Julien Licheron du LISER s'est également montré prudent dans son analyse : "les volumes dans le neuf sont si faibles qu'il est difficile de présenter une conclusion sur son apparente robustesse sur les prix. Le faible volume nous amène à nous demander s’il s’agit réellement de comparables. L'évolution des pratiques, comme une cuisine aux frais du promoteur, complique le calcul d'un prix moyen.

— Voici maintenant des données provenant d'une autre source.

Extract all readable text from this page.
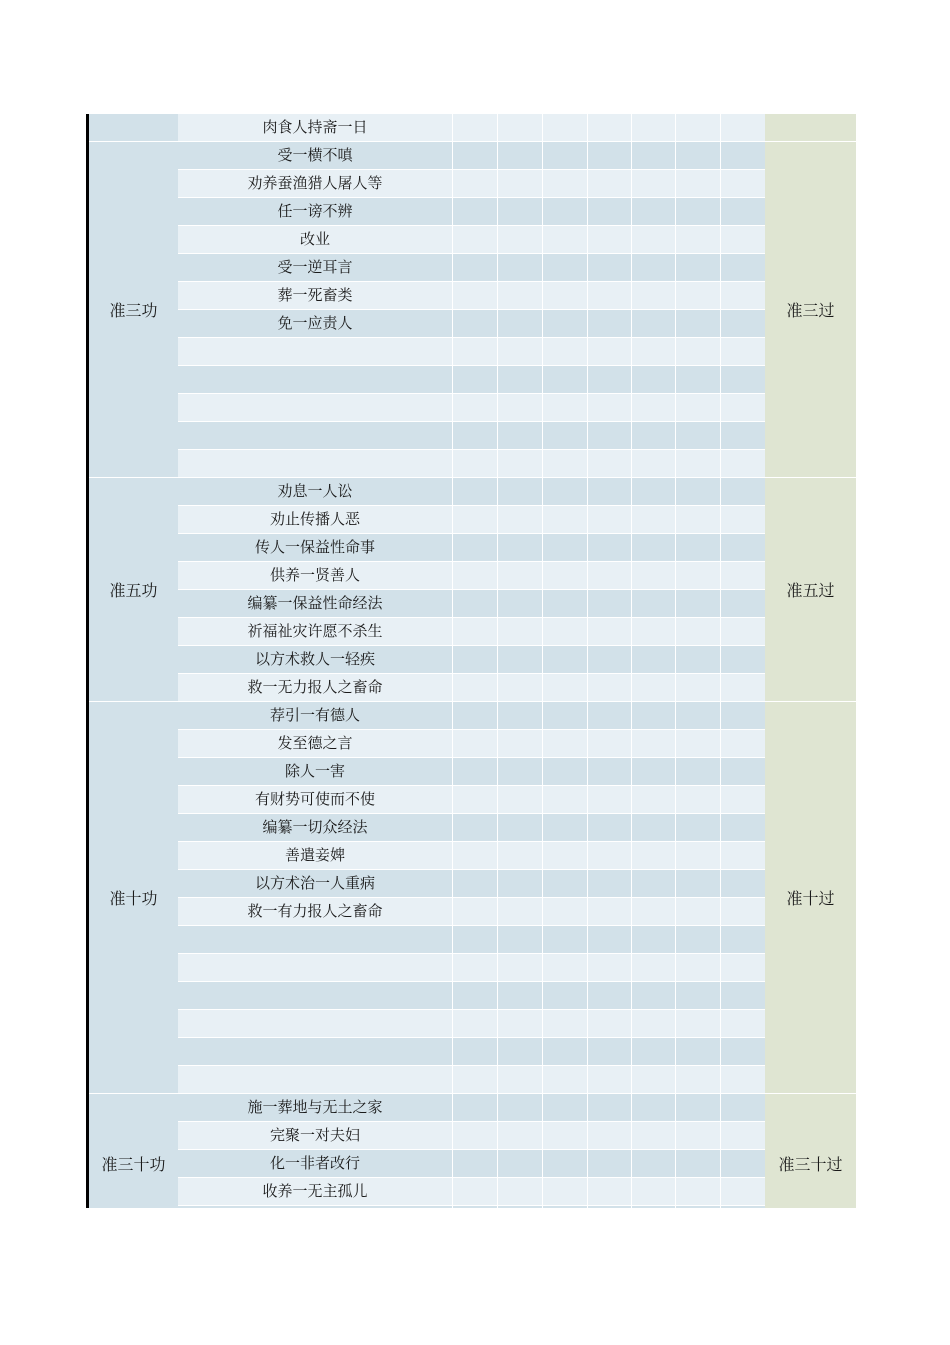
肉食人持斋一日
准三功
受一横不嗔
劝养蚕渔猎人屠人等
任一谤不辨
改业
受一逆耳言
葬一死畜类
免一应责人
准三过
准五功
劝息一人讼
劝止传播人恶
传人一保益性命事
供养一贤善人
编纂一保益性命经法
祈福祉灾许愿不杀生
以方术救人一轻疾
救一无力报人之畜命
准五过
准十功
荐引一有德人
发至德之言
除人一害
有财势可使而不使
编纂一切众经法
善遣妾婢
以方术治一人重病
救一有力报人之畜命
准十过
准三十功
施一葬地与无土之家
完聚一对夫妇
化一非者改行
收养一无主孤儿
准三十过
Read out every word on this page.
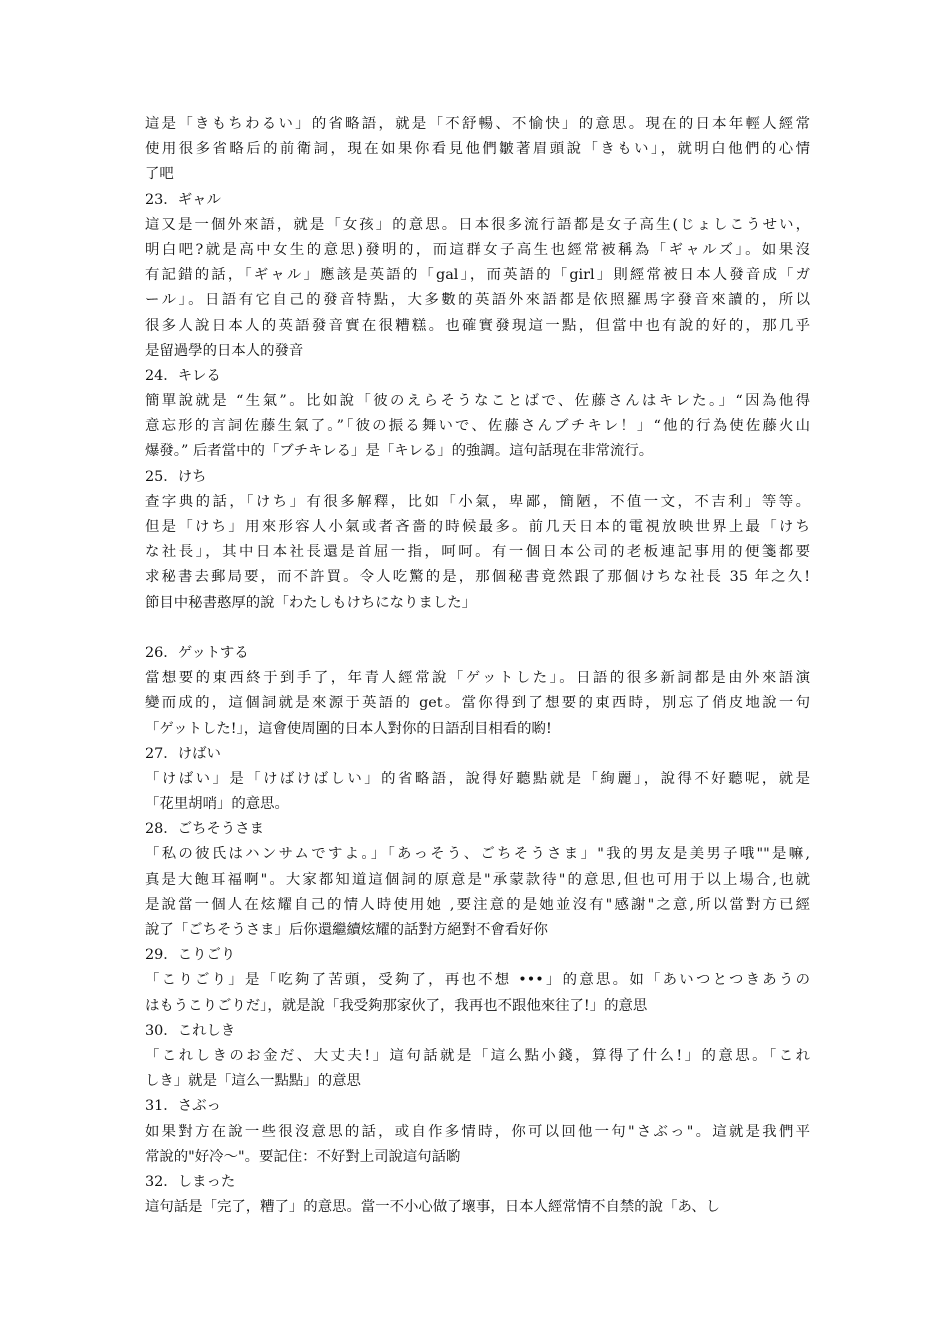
這是「きもちわるい」的省略語，就是「不舒暢、不愉快」的意思。現在的日本年輕人經常
使用很多省略后的前衛詞，現在如果你看見他們皺著眉頭說「きもい」，就明白他們的心情
了吧
23．ギャル
這又是一個外來語，就是「女孩」的意思。日本很多流行語都是女子高生(じょしこうせい，
明白吧?就是高中女生的意思)發明的，而這群女子高生也經常被稱為「ギャルズ」。如果沒
有記錯的話，「ギャル」應該是英語的「gal」，而英語的「girl」則經常被日本人發音成「ガ
ール」。日語有它自己的發音特點，大多數的英語外來語都是依照羅馬字發音來讀的，所以
很多人說日本人的英語發音實在很糟糕。也確實發現這一點，但當中也有說的好的，那几乎
是留過學的日本人的發音
24．キレる
簡單說就是 “生氣”。比如說「彼のえらそうなことばで、佐藤さんはキレた。」“因為他得
意忘形的言詞佐藤生氣了。”「彼の振る舞いで、佐藤さんブチキレ！」“他的行為使佐藤火山
爆發。” 后者當中的「ブチキレる」是「キレる」的強調。這句話現在非常流行。
25．けち
查字典的話，「けち」有很多解釋，比如「小氣，卑鄙，簡陋，不值一文，不吉利」等等。
但是「けち」用來形容人小氣或者吝嗇的時候最多。前几天日本的電視放映世界上最「けち
な社長」，其中日本社長還是首屈一指，呵呵。有一個日本公司的老板連記事用的便箋都要
求秘書去郵局要，而不許買。令人吃驚的是，那個秘書竟然跟了那個けちな社長 35 年之久!
節目中秘書憨厚的說「わたしもけちになりました」
26．ゲットする
當想要的東西終于到手了，年青人經常說「ゲットした」。日語的很多新詞都是由外來語演
變而成的，這個詞就是來源于英語的 get。當你得到了想要的東西時，別忘了俏皮地說一句
「ゲットした!」，這會使周圍的日本人對你的日語刮目相看的喲!
27．けばい
「けばい」是「けばけばしい」的省略語，說得好聽點就是「絢麗」，說得不好聽呢，就是
「花里胡哨」的意思。
28．ごちそうさま
「私の彼氏はハンサムですよ。」「あっそう、ごちそうさま」"我的男友是美男子哦""是嘛,
真是大飽耳福啊"。大家都知道這個詞的原意是"承蒙款待"的意思,但也可用于以上場合,也就
是說當一個人在炫耀自己的情人時使用她 ,要注意的是她並沒有"感謝"之意,所以當對方已經
說了「ごちそうさま」后你還繼續炫耀的話對方絕對不會看好你
29．こりごり
「こりごり」是「吃夠了苦頭，受夠了，再也不想 •••」的意思。如「あいつとつきあうの
はもうこりごりだ」，就是說「我受夠那家伙了，我再也不跟他來往了!」的意思
30．これしき
「これしきのお金だ、大丈夫!」這句話就是「這么點小錢，算得了什么!」的意思。「これ
しき」就是「這么一點點」的意思
31．さぶっ
如果對方在說一些很沒意思的話，或自作多情時，你可以回他一句"さぶっ"。這就是我們平
常說的"好冷～"。要記住：不好對上司說這句話喲
32．しまった
這句話是「完了，糟了」的意思。當一不小心做了壞事，日本人經常情不自禁的說「あ、し
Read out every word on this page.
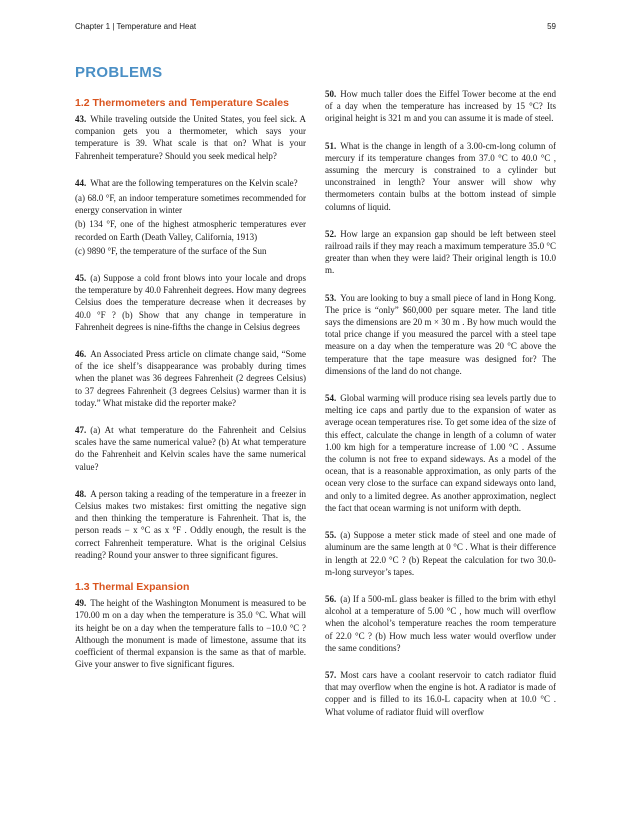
Chapter 1 | Temperature and Heat	59
PROBLEMS
1.2 Thermometers and Temperature Scales

43. While traveling outside the United States, you feel sick. A companion gets you a thermometer, which says your temperature is 39. What scale is that on? What is your Fahrenheit temperature? Should you seek medical help?

44. What are the following temperatures on the Kelvin scale?

(a) 68.0 °F, an indoor temperature sometimes recommended for energy conservation in winter

(b) 134 °F, one of the highest atmospheric temperatures ever recorded on Earth (Death Valley, California, 1913)

(c) 9890 °F, the temperature of the surface of the Sun

45. (a) Suppose a cold front blows into your locale and drops the temperature by 40.0 Fahrenheit degrees. How many degrees Celsius does the temperature decrease when it decreases by 40.0 °F ? (b) Show that any change in temperature in Fahrenheit degrees is nine-fifths the change in Celsius degrees

46. An Associated Press article on climate change said, “Some of the ice shelf’s disappearance was probably during times when the planet was 36 degrees Fahrenheit (2 degrees Celsius) to 37 degrees Fahrenheit (3 degrees Celsius) warmer than it is today.” What mistake did the reporter make?

47. (a) At what temperature do the Fahrenheit and Celsius scales have the same numerical value? (b) At what temperature do the Fahrenheit and Kelvin scales have the same numerical value?

48. A person taking a reading of the temperature in a freezer in Celsius makes two mistakes: first omitting the negative sign and then thinking the temperature is Fahrenheit. That is, the person reads − x °C as x °F . Oddly enough, the result is the correct Fahrenheit temperature. What is the original Celsius reading? Round your answer to three significant figures.

1.3 Thermal Expansion

49. The height of the Washington Monument is measured to be 170.00 m on a day when the temperature is 35.0 °C. What will its height be on a day when the temperature falls to −10.0 °C ? Although the monument is made of limestone, assume that its coefficient of thermal expansion is the same as that of marble. Give your answer to five significant figures.

50. How much taller does the Eiffel Tower become at the end of a day when the temperature has increased by 15 °C? Its original height is 321 m and you can assume it is made of steel.

51. What is the change in length of a 3.00-cm-long column of mercury if its temperature changes from 37.0 °C to 40.0 °C , assuming the mercury is constrained to a cylinder but unconstrained in length? Your answer will show why thermometers contain bulbs at the bottom instead of simple columns of liquid.

52. How large an expansion gap should be left between steel railroad rails if they may reach a maximum temperature 35.0 °C greater than when they were laid? Their original length is 10.0 m.

53. You are looking to buy a small piece of land in Hong Kong. The price is “only” $60,000 per square meter. The land title says the dimensions are 20 m × 30 m . By how much would the total price change if you measured the parcel with a steel tape measure on a day when the temperature was 20 °C above the temperature that the tape measure was designed for? The dimensions of the land do not change.

54. Global warming will produce rising sea levels partly due to melting ice caps and partly due to the expansion of water as average ocean temperatures rise. To get some idea of the size of this effect, calculate the change in length of a column of water 1.00 km high for a temperature increase of 1.00 °C . Assume the column is not free to expand sideways. As a model of the ocean, that is a reasonable approximation, as only parts of the ocean very close to the surface can expand sideways onto land, and only to a limited degree. As another approximation, neglect the fact that ocean warming is not uniform with depth.

55. (a) Suppose a meter stick made of steel and one made of aluminum are the same length at 0 °C . What is their difference in length at 22.0 °C ? (b) Repeat the calculation for two 30.0-m-long surveyor’s tapes.

56. (a) If a 500-mL glass beaker is filled to the brim with ethyl alcohol at a temperature of 5.00 °C , how much will overflow when the alcohol’s temperature reaches the room temperature of 22.0 °C ? (b) How much less water would overflow under the same conditions?

57. Most cars have a coolant reservoir to catch radiator fluid that may overflow when the engine is hot. A radiator is made of copper and is filled to its 16.0-L capacity when at 10.0 °C . What volume of radiator fluid will overflow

D’après notre compréhension, le marché du neuf est proche de l’arrêt, l’ajustement des prix qui a eu lieu sur le marché de l'existant n’a pas eu lieu pour les biens sur plan."

En ce qui concerne le couple évoqué plus haut, les biens neufs qu'ils auraient pu s'offrir en VEFA n'ont baissé que de 7,5% selon l'indice STATEC. M. Clément nuance ici : "cependant, certains investisseurs, qui possèdent déjà un bien locatif, peuvent voir 2024 comme une année pour vendre et réinvestir. Au-delà du Bëllegen Akt, ils peuvent également préserver pleinement leur plus-value en réinvestissant cette année dans des logements durables ou sociaux."

Tous les médias financiers sont tributaires de chaque mot des banquiers centraux. La baisse des taux tant attendue semble toujours repoussée et M. Quillé prévient ses clients : "certains attendent la baisse des taux d'intérêt. Même si cela est important, il est essentiel de garder à l’esprit que les actions des banques centrales affectent principalement les taux variables. Cependant, la plupart des personnes financent leur bien à des taux fixes, et ces taux prennent déjà compte de la baisse attendue des taux. Essentiellement, tous les changements attendus des taux fixes pour 2024 sont probablement déjà en vigueur."

Des avis

Fräntz Miccoli de Nexvia a partagé quelques déclarations sur la vision de son équipe sur l'avenir du marché.

"Nous n’avons pas non plus de boule de cristal, ni de vision claire. Mais voici quelques points de vue incertains."

  1. Les prix enregistrés publiés chaque trimestre par l'Observatoire de l'Habitat sont publiés avec un décalage, on s'attend à ce qu'ils affichent encore une baisse de prix aux publications de juin-juillet et peut-être septembre-octobre. Malheureusement, cela risque de transmettre une réalité biaisée à travers la couverture médiatique à un moment où le marché pourrait se redresser.
  2. Par rapport aux taux à long terme, les taux courts et variables vont baisser à un rythme beaucoup plus rapide au deuxième, au troisième et peut-être au quatrième trimestre de cette année.
  3. Le retour à une croissance à deux chiffres des prix de l’immobilier ne se produira pas avant les quatre prochaines années, voire au-delà, espérons-le. Peut-être à l’exception d’un rebond technique hors du point bas du marché.

Les mises en garde à ce sujet concernent des scénarios extrêmes dans lesquels une crise économique nécessiterait une intervention massive des banques centrales, réduisant considérablement les taux et, par conséquent, faisant monter les prix ; ou encore là où les tensions internationales pourraient dégénérer en un conflit armé plus vaste qui nous enverrait en territoire inconnu.

Toutes choses égales par ailleurs, la certitude est que nous sommes et serons à un point bas de construction de nouveaux logements qui ne peut que renforcer la rareté structurelle du logement au Luxembourg.